Unicode considerations for database files: Length (positions 30 through 34)

The length of a field containing UTF-16 data can range from 1 through 16 383 code units. The length of a field containing UTF-8 data can range from 1 through 32 766 code units.

When determining the program length of a field containing Unicode data, consider the following rules:
  • Each UTF-16 code unit is 2 bytes long.
  • The length of the field is specified in the number of UTF-16 code units. For example, a field containing 3 UTF-16 code units has 6 bytes of data.
  • Each UTF-8 code unit is 1 byte long. A UTF-8 character can be 1, 2, 3, or 4 code units in length.
  • After the conversion between Unicode data and EBCDIC, the resulting data should be equal to, longer, or shorter than the original length of the data. For example, one UTF-16 code unit is composed of 2 bytes of data. That character might convert to one single-byte character set (SBCS) character composed of 1 byte of data, 11 graphic double-byte character set (DBCS) characters composed of 2 bytes of data, or one bracketed DBCS character composed of 4 bytes of data. Therefore, it is suggested that when a Unicode field (in the physical file) is converted to a field with a different type in the logical file, the field in the logical file be defined with the VARLEN keyword. The length of the logical file field should be defined large enough to hold the maximum size that the Unicode field can be converted to. This accounts for the expansion that can occur.

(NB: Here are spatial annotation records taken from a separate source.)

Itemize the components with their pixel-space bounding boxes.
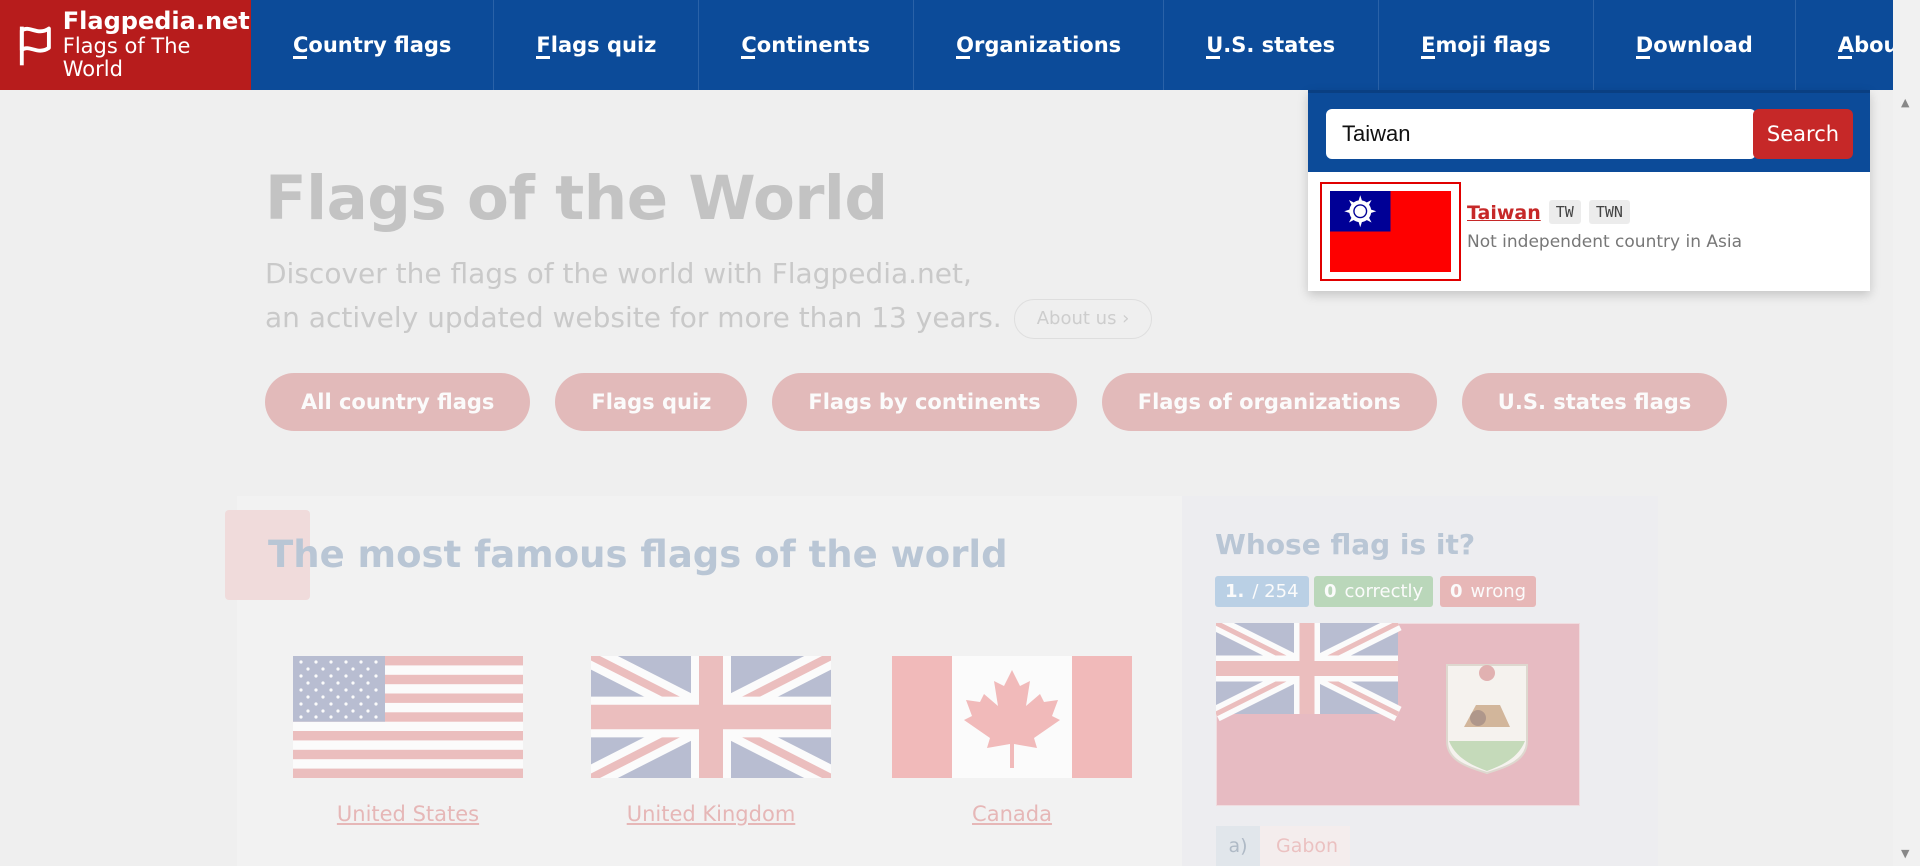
hero-subtitle-line-2: an actively updated website for more tha… (265, 301, 1002, 334)
flags-quiz-button[interactable]: Flags quiz (555, 373, 748, 431)
search-bar: Search (1308, 90, 1870, 172)
quiz-wrong-badge: 0 wrong (1440, 576, 1537, 607)
flag-card-us[interactable]: United States (293, 656, 523, 826)
search-result-description: Not independent country in Asia (1467, 232, 1742, 252)
quiz-question-total: / 254 (1252, 581, 1299, 602)
flag-logo-icon (19, 26, 51, 66)
nav-continents[interactable]: Continents (699, 0, 915, 90)
nav-download[interactable]: Download (1594, 0, 1796, 90)
about-us-button[interactable]: About us › (1013, 299, 1153, 339)
quiz-question-number: 1. (1225, 581, 1245, 602)
page-scrollbar[interactable]: ▲ ▼ (1893, 0, 1920, 866)
category-pills: All country flags Flags quiz Flags by co… (265, 373, 1752, 431)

On a logical file, if the length is not specified, and a UTF-16 to EBCDIC conversion will be taking place, the length of the corresponding physical file field will be taken, except in the following case:
  • If the physical file field is UTF-16 capable and the logical file field has a data type of O, then the length of the logical file field will be 2 times the field size of the physical file field.